Australian Open players' anger at class divide as organisers finally issue air policy

MATT MAJENDIE
AFP via Getty Images

The Australian Open finally reacted to a near player revolt today by introducing an official air quality policy when the first Grand Slam of the year gets under way on Monday.

Officials have done little to offer an olive branch towards players following their controversial approach to qualifying, where competitors collapsed, suffered chest pains or required treatment with inhalers in the smoky conditions.

And their decision to publish such a policy with just 20 of the remaining qualifying matches still to play will have done little to soften the disquiet among the lower-ranked players, some of whom accused organisers of double standards in their treatment of those in the lower echelons of men’s tennis compared to the big three of Roger Federer, Rafa Nadal and Novak ­Djokovic.

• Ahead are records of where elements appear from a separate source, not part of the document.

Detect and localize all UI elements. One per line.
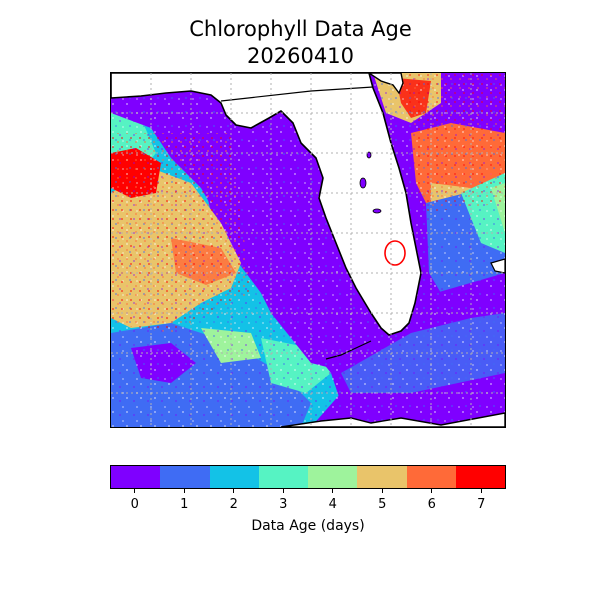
map-grid bbox=[111, 73, 505, 427]
colorbar-tick bbox=[282, 489, 284, 493]
colorbar-tick bbox=[381, 489, 383, 493]
colorbar-segment bbox=[406, 466, 456, 488]
colorbar-tick bbox=[431, 489, 433, 493]
colorbar-tick bbox=[332, 489, 334, 493]
state-border bbox=[220, 86, 374, 102]
colorbar-segment bbox=[160, 466, 210, 488]
chart-title: Chlorophyll Data Age bbox=[189, 17, 412, 41]
colorbar-tick bbox=[480, 489, 482, 493]
colorbar-tick bbox=[183, 489, 185, 493]
colorbar-tick bbox=[233, 489, 235, 493]
colorbar-tick bbox=[134, 489, 136, 493]
colorbar-segment bbox=[357, 466, 407, 488]
colorbar-tick-label: 1 bbox=[180, 497, 189, 512]
florida-land bbox=[111, 73, 422, 336]
colorbar-tick-label: 0 bbox=[130, 497, 139, 512]
lake-okeechobee bbox=[384, 240, 406, 266]
colorbar-segment bbox=[209, 466, 259, 488]
texture-red-specks-east bbox=[406, 73, 505, 213]
colorbar-tick-label: 5 bbox=[378, 497, 387, 512]
colorbar-tick-label: 6 bbox=[427, 497, 436, 512]
georgia-land bbox=[367, 73, 404, 95]
colorbar-segment bbox=[455, 466, 505, 488]
colorbar-segment bbox=[308, 466, 358, 488]
colorbar-tick-label: 7 bbox=[477, 497, 486, 512]
inland-lake-1 bbox=[359, 177, 367, 189]
chart-date: 20260410 bbox=[247, 44, 354, 68]
bahamas-island bbox=[490, 258, 505, 274]
colorbar bbox=[110, 465, 506, 489]
map-panel bbox=[110, 72, 506, 428]
keys-coast bbox=[325, 340, 372, 360]
colorbar-segment bbox=[111, 466, 161, 488]
colorbar-tick-label: 4 bbox=[328, 497, 337, 512]
inland-lake-2 bbox=[372, 208, 382, 214]
cuba-island bbox=[280, 412, 505, 427]
colorbar-segment bbox=[258, 466, 308, 488]
colorbar-tick-label: 3 bbox=[279, 497, 288, 512]
colorbar-label: Data Age (days) bbox=[251, 518, 365, 534]
colorbar-tick-label: 2 bbox=[229, 497, 238, 512]
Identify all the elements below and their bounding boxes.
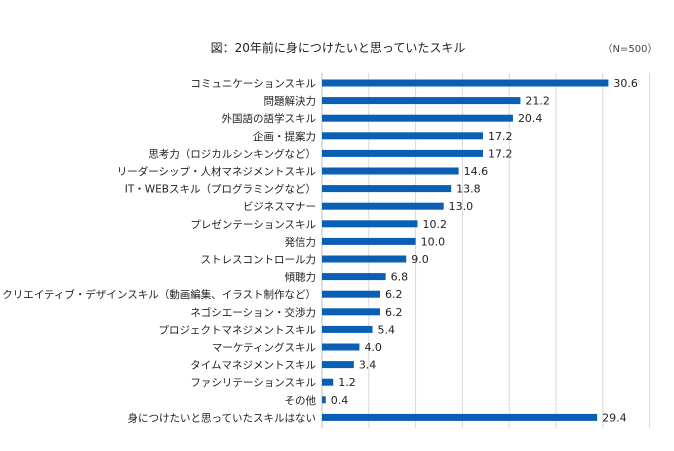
category-label: 身につけたいと思っていたスキルはない [128, 411, 316, 424]
bar [322, 220, 418, 228]
chart-title: 図：20年前に身につけたいと思っていたスキル [211, 40, 466, 55]
category-label: 発信力 [285, 235, 317, 248]
value-label: 6.2 [385, 306, 403, 319]
value-label: 13.0 [449, 200, 474, 213]
value-label: 9.0 [411, 253, 429, 266]
value-label: 0.4 [331, 394, 349, 407]
category-label: クリエイティブ・デザインスキル（動画編集、イラスト制作など） [2, 288, 316, 301]
bar [322, 237, 416, 245]
category-label: 傾聴力 [285, 271, 317, 284]
bar [322, 413, 598, 421]
value-label: 13.8 [456, 183, 481, 196]
category-label: マーケティングスキル [212, 341, 316, 354]
value-label: 20.4 [518, 112, 543, 125]
value-label: 3.4 [359, 359, 377, 372]
bar [322, 79, 609, 87]
value-label: 6.2 [385, 288, 403, 301]
bar [322, 325, 373, 333]
category-label: 外国語の語学スキル [222, 112, 317, 125]
value-label: 30.6 [613, 77, 638, 90]
category-label: タイムマネジメントスキル [190, 360, 316, 372]
value-label: 29.4 [602, 411, 627, 424]
category-label: プロジェクトマネジメントスキル [159, 324, 317, 336]
bar [322, 290, 381, 298]
value-label: 10.0 [421, 235, 446, 248]
sample-size-note: （N=500） [603, 43, 658, 55]
value-label: 21.2 [525, 95, 550, 108]
category-label: プレゼンテーションスキル [190, 219, 316, 231]
category-label: ファシリテーションスキル [190, 377, 316, 389]
bar [322, 255, 407, 263]
value-label: 6.8 [391, 271, 409, 284]
bar [322, 167, 459, 175]
bar [322, 378, 334, 386]
value-label: 1.2 [338, 376, 356, 389]
category-label: 問題解決力 [264, 95, 317, 108]
category-label: IT・WEBスキル（プログラミングなど） [125, 183, 316, 196]
value-label: 17.2 [488, 130, 513, 143]
bar [322, 149, 483, 157]
bar [322, 273, 386, 281]
bar [322, 396, 326, 404]
bar [322, 114, 513, 122]
bar [322, 343, 360, 351]
category-label: リーダーシップ・人材マネジメントスキル [117, 165, 316, 178]
bar [322, 132, 483, 140]
category-label: その他 [285, 394, 317, 407]
category-label: コミュニケーションスキル [190, 78, 316, 90]
value-label: 10.2 [422, 218, 447, 231]
value-label: 4.0 [364, 341, 382, 354]
category-label: ネゴシエーション・交渉力 [190, 306, 316, 319]
bar [322, 361, 354, 369]
bar [322, 97, 521, 105]
value-label: 17.2 [488, 147, 513, 160]
value-label: 5.4 [378, 323, 396, 336]
bar [322, 202, 444, 210]
bar [322, 308, 381, 316]
category-label: ビジネスマナー [243, 201, 316, 213]
bar [322, 185, 452, 193]
category-label: ストレスコントロール力 [201, 253, 317, 266]
value-label: 14.6 [464, 165, 489, 178]
category-label: 企画・提案力 [253, 130, 316, 143]
category-label: 思考力（ロジカルシンキングなど） [148, 147, 316, 160]
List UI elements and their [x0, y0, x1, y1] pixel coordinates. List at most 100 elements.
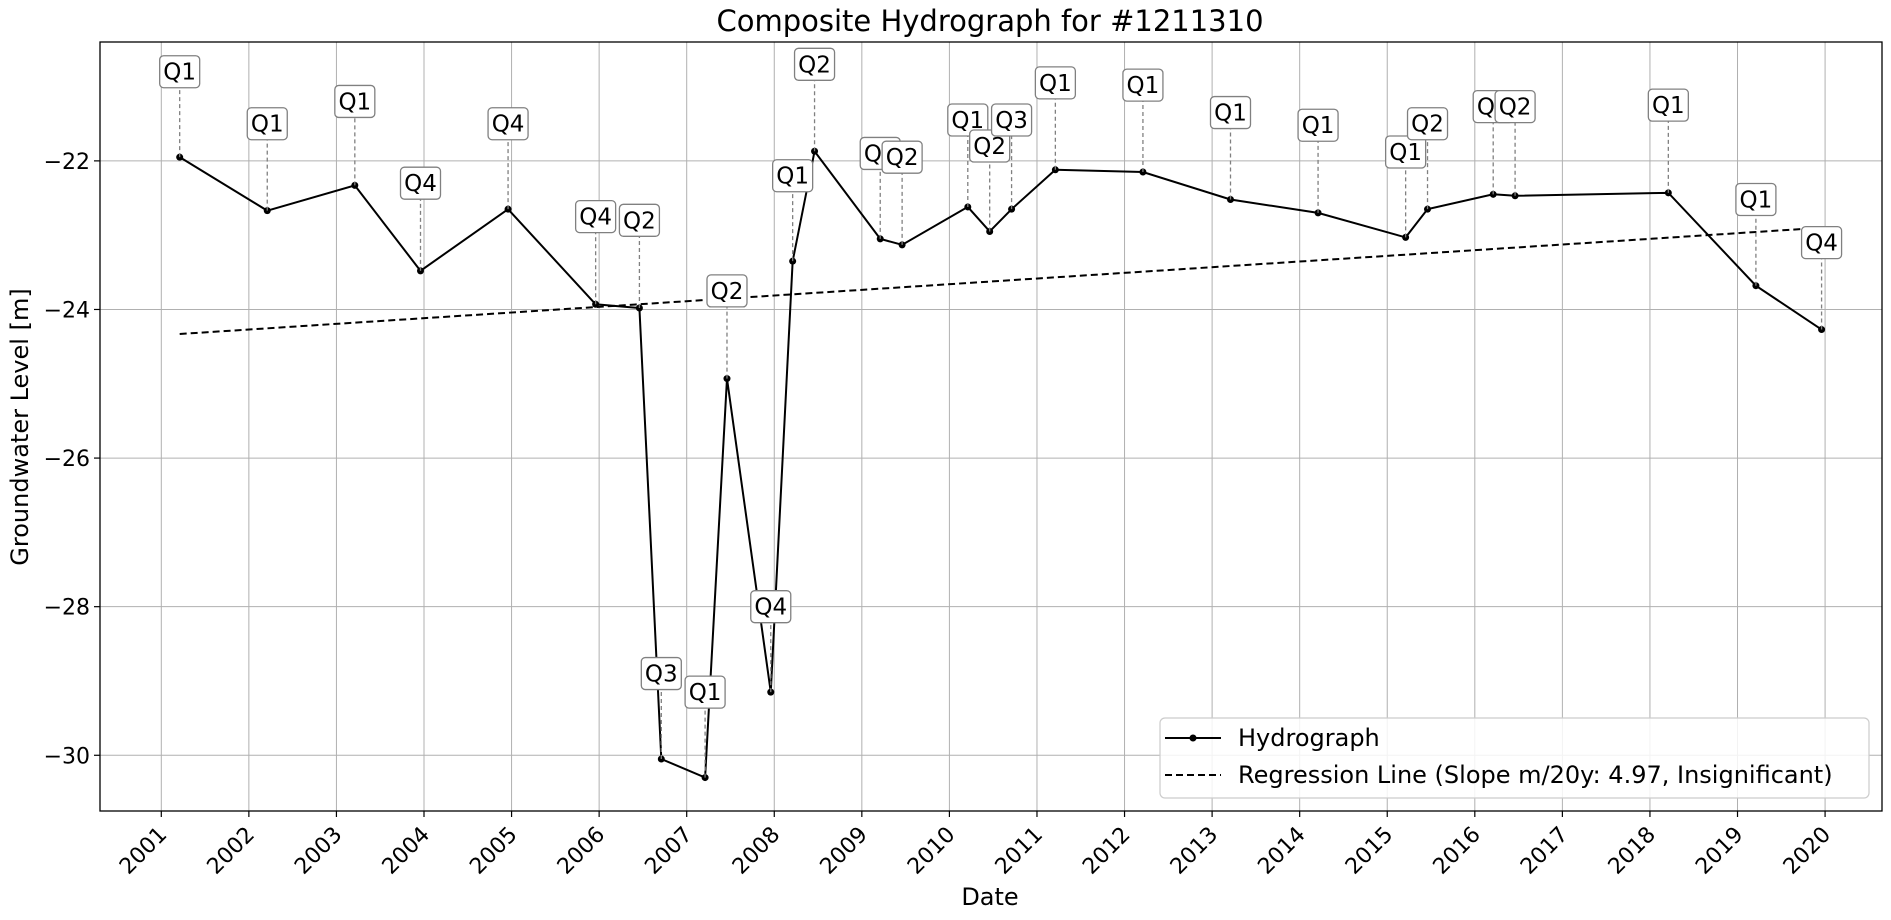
y-tick-label: −22 [44, 150, 90, 175]
annotation-box [618, 203, 661, 237]
x-tick-label: 2009 [816, 822, 873, 879]
x-tick-label: 2014 [1253, 822, 1310, 879]
quarter-annotation: Q4 [399, 166, 442, 200]
annotation-label: Q4 [404, 171, 437, 197]
annotation-box [640, 656, 682, 691]
annotation-label: Q2 [1499, 95, 1532, 121]
x-tick-label: 2003 [290, 822, 347, 879]
annotation-label: Q3 [645, 662, 678, 688]
annotation-label: Q1 [1302, 113, 1335, 139]
annotation-label: Q2 [973, 134, 1006, 160]
annotation-box [399, 166, 442, 200]
annotation-label: Q2 [623, 208, 656, 234]
x-axis-ticks: 2001 2002 2003 2004 2005 2006 2007 2008 2009 2010… [115, 811, 1836, 880]
quarter-annotation: Q1 [684, 675, 726, 709]
quarter-annotation: Q1 [334, 84, 376, 119]
annotation-label: Q1 [251, 112, 284, 138]
quarter-annotation: Q4 [750, 590, 792, 624]
annotation-box [1647, 88, 1689, 122]
annotation-label: Q2 [886, 145, 919, 171]
annotation-label: Q1 [1740, 188, 1773, 214]
annotation-box [969, 129, 1011, 163]
annotation-label: Q2 [798, 52, 831, 78]
x-tick-label: 2011 [991, 822, 1048, 879]
hydrograph-line [179, 148, 1823, 780]
x-axis-label: Date [961, 883, 1018, 911]
x-tick-label: 2002 [203, 822, 260, 879]
quarter-annotation: Q2 [1406, 107, 1449, 141]
y-tick-label: −24 [44, 298, 90, 323]
x-tick-label: 2007 [640, 822, 697, 879]
regression-line [179, 226, 1822, 335]
x-tick-label: 2020 [1779, 822, 1836, 879]
annotation-label: Q1 [338, 89, 371, 115]
quarter-annotation: Q2 [1494, 89, 1536, 124]
annotation-box [1122, 68, 1164, 102]
quarter-annotation: Q2 [793, 47, 836, 81]
annotation-label: Q4 [579, 205, 612, 231]
y-tick-label: −26 [44, 447, 90, 472]
annotation-box [1209, 95, 1252, 130]
x-tick-label: 2019 [1691, 822, 1748, 879]
quarter-annotation: Q1 [1122, 68, 1164, 102]
x-tick-label: 2001 [115, 822, 172, 879]
quarter-annotation: Q1 [1384, 135, 1427, 169]
annotation-label: Q4 [754, 595, 787, 621]
annotation-box [1297, 108, 1339, 142]
x-tick-label: 2018 [1604, 822, 1661, 879]
annotation-box [246, 107, 288, 141]
chart-title: Composite Hydrograph for #1211310 [716, 4, 1263, 38]
annotation-box [793, 47, 836, 81]
annotation-label: Q1 [689, 680, 722, 706]
annotation-label: Q2 [711, 279, 744, 305]
annotation-box [487, 107, 529, 141]
x-tick-label: 2017 [1516, 822, 1573, 879]
quarter-annotation: Q2 [706, 274, 748, 308]
x-tick-label: 2010 [903, 822, 960, 879]
x-tick-label: 2008 [728, 822, 785, 879]
annotation-box [772, 159, 814, 193]
annotation-box [1494, 89, 1536, 124]
annotation-label: Q1 [1389, 140, 1422, 166]
quarter-annotation: Q1 [772, 159, 814, 193]
quarter-annotation: Q4 [1800, 225, 1843, 260]
quarter-annotation: Q4 [574, 199, 617, 234]
x-tick-label: 2013 [1166, 822, 1223, 879]
annotation-box [706, 274, 748, 308]
quarter-annotation: Q3 [640, 656, 682, 691]
x-tick-label: 2006 [553, 822, 610, 879]
plot-frame [99, 41, 1883, 812]
annotation-box [159, 55, 201, 89]
quarter-annotation: Q1 [1297, 108, 1339, 142]
annotation-box [1800, 225, 1843, 260]
annotation-label: Q1 [1652, 93, 1685, 119]
annotation-label: Q2 [1411, 112, 1444, 138]
annotation-box [574, 199, 617, 234]
x-tick-label: 2015 [1341, 822, 1398, 879]
annotation-box [334, 84, 376, 119]
annotation-box [990, 103, 1033, 137]
annotation-label: Q1 [1039, 71, 1072, 97]
y-axis-ticks: −30 −28 −26 −24 −22 [44, 150, 100, 769]
annotation-box [750, 590, 792, 624]
annotation-label: Q1 [1214, 101, 1247, 127]
quarter-annotation: Q2 [618, 203, 661, 237]
annotation-label: Q4 [492, 112, 525, 138]
y-tick-label: −28 [44, 596, 90, 621]
x-tick-label: 2012 [1078, 822, 1135, 879]
annotation-label: Q1 [1127, 73, 1160, 99]
annotation-box [881, 140, 923, 174]
quarter-annotation: Q1 [1735, 182, 1777, 217]
quarter-annotation: Q2 [881, 140, 923, 174]
legend: Hydrograph Regression Line (Slope m/20y:… [1159, 717, 1870, 799]
quarter-annotation: Q2 [969, 129, 1011, 163]
annotation-box [1034, 66, 1077, 100]
legend-hydrograph-marker [1189, 734, 1197, 742]
y-tick-label: −30 [44, 744, 90, 769]
annotation-box [1406, 107, 1449, 141]
x-tick-label: 2016 [1429, 822, 1486, 879]
annotation-label: Q1 [776, 164, 809, 190]
x-tick-label: 2005 [465, 822, 522, 879]
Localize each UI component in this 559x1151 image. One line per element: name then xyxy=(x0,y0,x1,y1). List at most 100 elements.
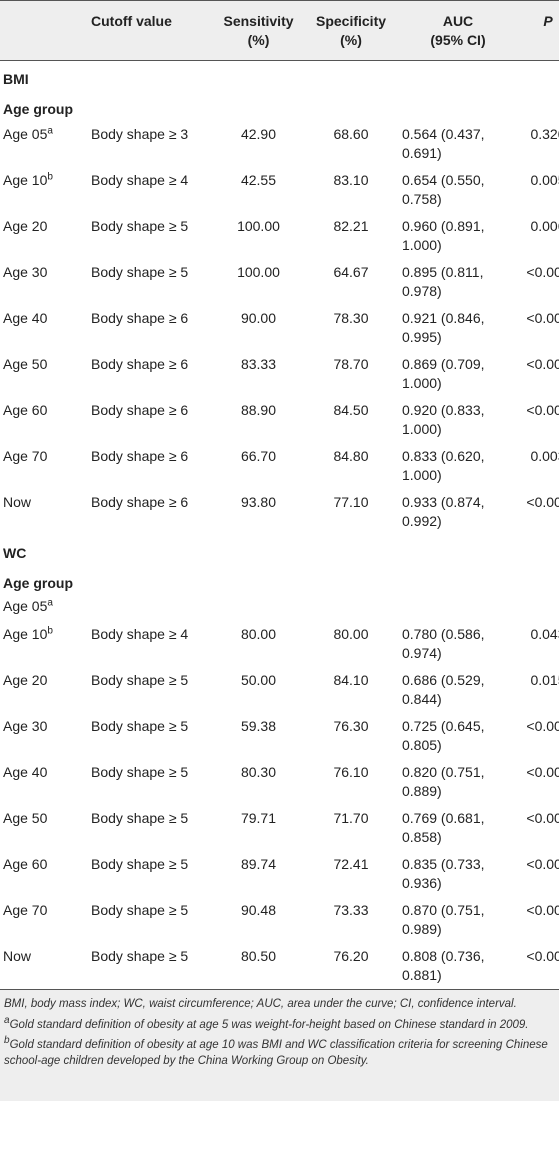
specificity-cell: 71.70 xyxy=(333,810,369,826)
empty-cell xyxy=(84,595,213,621)
auc-value: 0.835 (0.733, 0.936) xyxy=(402,856,485,891)
table-row: Age 10b Body shape ≥ 4 42.55 83.10 0.654 (0.… xyxy=(0,167,559,213)
specificity-cell: 72.41 xyxy=(333,856,369,872)
p-value-cell: <0.001 xyxy=(526,494,559,510)
p-value-cell: 0.015 xyxy=(530,672,559,688)
table-row: Age 40 Body shape ≥ 6 90.00 78.30 0.921 (0.8… xyxy=(0,305,559,351)
specificity-cell: 83.10 xyxy=(333,172,369,188)
sensitivity-cell: 90.00 xyxy=(240,310,277,326)
p-value-cell: <0.001 xyxy=(526,948,559,964)
sensitivity-cell: 93.80 xyxy=(240,494,277,510)
auc-value: 0.654 (0.550, 0.758) xyxy=(402,172,485,207)
cutoff-cell: Body shape ≥ 5 xyxy=(91,856,189,872)
section-title: BMI xyxy=(3,71,29,87)
age-cell: Age 30 xyxy=(0,259,84,305)
table-row: Age 70 Body shape ≥ 5 90.48 73.33 0.870 (0.7… xyxy=(0,897,559,943)
auc-value: 0.960 (0.891, 1.000) xyxy=(402,218,485,253)
age-footnote-marker: a xyxy=(47,597,53,609)
sensitivity-cell: 89.74 xyxy=(240,856,277,872)
age-label: Age 10 xyxy=(3,172,48,188)
specificity-cell: 84.50 xyxy=(333,402,369,418)
age-cell: Age 20 xyxy=(0,667,84,713)
specificity-cell: 84.80 xyxy=(333,448,369,464)
cutoff-cell: Body shape ≥ 5 xyxy=(91,672,189,688)
auc-cell: 0.920 (0.833, 1.000) xyxy=(398,397,518,443)
p-value-cell: 0.320 xyxy=(530,126,559,142)
group-label-row: Age group xyxy=(0,92,559,121)
cutoff-cell: Body shape ≥ 5 xyxy=(91,948,189,964)
age-cell: Age 40 xyxy=(0,305,84,351)
age-label: Age 70 xyxy=(3,448,48,464)
auc-value: 0.933 (0.874, 0.992) xyxy=(402,494,485,529)
specificity-cell: 76.10 xyxy=(333,764,369,780)
cutoff-cell: Body shape ≥ 5 xyxy=(91,218,189,234)
auc-cell: 0.835 (0.733, 0.936) xyxy=(398,851,518,897)
age-cell: Age 60 xyxy=(0,851,84,897)
age-label: Age 30 xyxy=(3,718,48,734)
age-label: Age 20 xyxy=(3,672,48,688)
specificity-cell: 82.21 xyxy=(333,218,369,234)
table-row: Age 40 Body shape ≥ 5 80.30 76.10 0.820 (0.7… xyxy=(0,759,559,805)
age-footnote-marker: b xyxy=(47,171,53,183)
p-value-cell: 0.005 xyxy=(530,172,559,188)
auc-value: 0.895 (0.811, 0.978) xyxy=(402,264,484,299)
auc-value: 0.808 (0.736, 0.881) xyxy=(402,948,485,983)
auc-cell: 0.833 (0.620, 1.000) xyxy=(398,443,518,489)
age-cell: Age 50 xyxy=(0,351,84,397)
table-row: Age 30 Body shape ≥ 5 100.00 64.67 0.895 (0.… xyxy=(0,259,559,305)
table-header: Cutoff value Sensitivity (%) Specificity(… xyxy=(0,0,559,61)
table-row: Age 60 Body shape ≥ 6 88.90 84.50 0.920 (0.8… xyxy=(0,397,559,443)
specificity-cell: 77.10 xyxy=(333,494,369,510)
header-p: P xyxy=(543,13,553,29)
age-cell: Age 60 xyxy=(0,397,84,443)
cutoff-cell: Body shape ≥ 5 xyxy=(91,264,189,280)
age-cell: Now xyxy=(0,489,84,535)
auc-value: 0.564 (0.437, 0.691) xyxy=(402,126,485,161)
specificity-cell: 76.20 xyxy=(333,948,369,964)
age-cell: Age 10b xyxy=(0,621,84,667)
p-value-cell: <0.001 xyxy=(526,264,559,280)
p-value-cell: <0.001 xyxy=(526,718,559,734)
sensitivity-cell: 42.55 xyxy=(240,172,277,188)
header-auc: AUC (95% CI) xyxy=(430,13,486,48)
sensitivity-cell: 83.33 xyxy=(240,356,277,372)
header-specificity: Specificity (%) xyxy=(315,13,387,48)
auc-value: 0.920 (0.833, 1.000) xyxy=(402,402,485,437)
auc-cell: 0.870 (0.751, 0.989) xyxy=(398,897,518,943)
auc-value: 0.769 (0.681, 0.858) xyxy=(402,810,485,845)
p-value-cell: <0.001 xyxy=(526,356,559,372)
section-row: BMI xyxy=(0,61,559,93)
p-value-cell: <0.001 xyxy=(526,856,559,872)
table-row: Age 20 Body shape ≥ 5 100.00 82.21 0.960 (0.… xyxy=(0,213,559,259)
sensitivity-cell: 59.38 xyxy=(240,718,277,734)
sensitivity-cell: 100.00 xyxy=(237,218,280,234)
age-label: Age 50 xyxy=(3,810,48,826)
cutoff-cell: Body shape ≥ 6 xyxy=(91,448,189,464)
auc-cell: 0.654 (0.550, 0.758) xyxy=(398,167,518,213)
auc-value: 0.833 (0.620, 1.000) xyxy=(402,448,485,483)
sensitivity-cell: 50.00 xyxy=(240,672,277,688)
cutoff-cell: Body shape ≥ 4 xyxy=(91,172,189,188)
cutoff-cell: Body shape ≥ 5 xyxy=(91,764,189,780)
age-footnote-marker: a xyxy=(47,125,53,137)
auc-value: 0.725 (0.645, 0.805) xyxy=(402,718,485,753)
header-sensitivity: Sensitivity (%) xyxy=(223,13,294,48)
cutoff-cell: Body shape ≥ 6 xyxy=(91,402,189,418)
table-row: Age 20 Body shape ≥ 5 50.00 84.10 0.686 (0.5… xyxy=(0,667,559,713)
age-cell: Age 20 xyxy=(0,213,84,259)
age-label: Age 10 xyxy=(3,626,48,642)
auc-value: 0.780 (0.586, 0.974) xyxy=(402,626,485,661)
auc-value: 0.921 (0.846, 0.995) xyxy=(402,310,485,345)
age-label: Age 50 xyxy=(3,356,48,372)
table-row: Age 50 Body shape ≥ 5 79.71 71.70 0.769 (0.6… xyxy=(0,805,559,851)
header-empty-cell xyxy=(0,1,84,61)
footnote-abbreviations: BMI, body mass index; WC, waist circumfe… xyxy=(4,998,517,1010)
sensitivity-cell: 80.30 xyxy=(240,764,277,780)
footnote-a: aGold standard definition of obesity at … xyxy=(4,1014,529,1031)
p-value-cell: 0.006 xyxy=(530,218,559,234)
group-label: Age group xyxy=(3,101,73,117)
auc-cell: 0.769 (0.681, 0.858) xyxy=(398,805,518,851)
p-value-cell: <0.001 xyxy=(526,902,559,918)
p-value-cell: <0.001 xyxy=(526,310,559,326)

The row, before a ball has even been struck in anger in the main draw, has merely widened the fault lines in the men’s game and heightened the clamour for a players’ union going forward. But tournament boss Craig Tiley remains unapologetic about the physical reactions some players had to the worst of the conditions on Tuesday. His response, issued more than 48 hours later, said simply that “the tournament will happen”.

The policy will allow match referees to take players off court if air quality goes over a certain level, but with conditions improving, thanks in part to much-needed rain, the tournament looks set to take place as planned.

As for the favourites, Djokovic and Serena Williams look best set for the respective titles.

This week, Djokovic admitted his demolition of Nadal for the loss of just eight games a year ago was the best Grand Slam final performance of his career. He has won the Australian Open seven times and his form in leading Serbia to ATP Cup glory mark him out as overwhelming favourite.

How fit and firing Nadal and Federer are remains to be seen, while the perpetual question of who can finally eclipse the big three remains. As Djokovic put it: “It’s inevitable it’s going to happen — and when it happens it’s going to be great for the sport — but we are hoping that this is not going to be the year.”

Williams, meanwhile, looks in ­arguably her best ever position to equal Margaret Court’s record of 24 Grand Slam singles titles although, now 38, she has not won one since the 2017 Australian Open, despite reaching four finals since the birth of her daughter.

But the American looks in ominous shape, having trained with former world heavyweight champion Mike Tyson and won a first tournament of any kind since becoming a mother in Auckland last week.

From a British perspective, Dan Evans, seeded for the first time at a Grand Slam, looks the best set, but ominously lying in wait potentially in the third round is Djokovic.

For the tournament itself, organisers are simply desperate for the main draw to get under way and for the controversy to dissipate — much like the smoke above Melbourne.